While speaking to KOIN, Dr. Alison Edelman, who favors the new changes in the law, said that merely easy access to the birth control pills through the pharmacy store does not mean in any way that women should neglect their preventative health care. Moreover, the pharmacist authorized to provide such pills to the women will have to undergo training to understand the process in detail.
Questionnaire is must
Although the birth control pills will be available without a prescription, according to KOIN reports, the women will still have to fulfill some formalities by filling up a questionnaire on their health at the pharmacy store that will be considered as a prescription and will have to discuss with the pharmacist regarding their choice of a particular pill. The Californian law will have almost similar norms for obtaining over the counter pills, but with one significant difference, there will be no age restrictions. Washington and Colorado’s senators have also presented a bill on the lines of the new law in Oregon.

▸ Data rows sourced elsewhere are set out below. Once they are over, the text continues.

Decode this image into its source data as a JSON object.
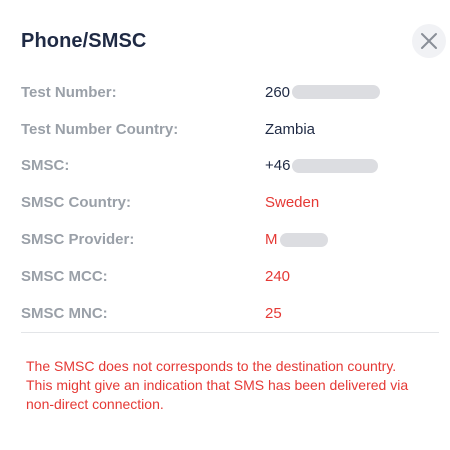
{
  "dialog": {
    "title": "Phone/SMSC",
    "close_icon": "close-icon"
  },
  "fields": [
    {
      "label": "Test Number:",
      "value": "260",
      "redacted": true,
      "status": "normal"
    },
    {
      "label": "Test Number Country:",
      "value": "Zambia",
      "redacted": false,
      "status": "normal"
    },
    {
      "label": "SMSC:",
      "value": "+46",
      "redacted": true,
      "status": "normal"
    },
    {
      "label": "SMSC Country:",
      "value": "Sweden",
      "redacted": false,
      "status": "mismatch"
    },
    {
      "label": "SMSC Provider:",
      "value": "M",
      "redacted": true,
      "status": "mismatch"
    },
    {
      "label": "SMSC MCC:",
      "value": "240",
      "redacted": false,
      "status": "mismatch"
    },
    {
      "label": "SMSC MNC:",
      "value": "25",
      "redacted": false,
      "status": "mismatch"
    }
  ],
  "warning": "The SMSC does not corresponds to the destination country. This might give an indication that SMS has been delivered via non-direct connection.",
  "colors": {
    "title": "#1f2a44",
    "label": "#9aa0a8",
    "value": "#1f2a44",
    "mismatch": "#e53935",
    "redaction": "#dcdde1"
  }
}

Women who have been demanding this law is excited that now they will not be needed to pay long visits to their caregiver for physical examination and obtain the birth control pills prescription. However, health experts have advised women to consult their doctor before taking the pills. The Californian women will have the advantage of age relaxation; however, they will still be required to fulfill all the formalities as made mandatory by the new Oregonian state law.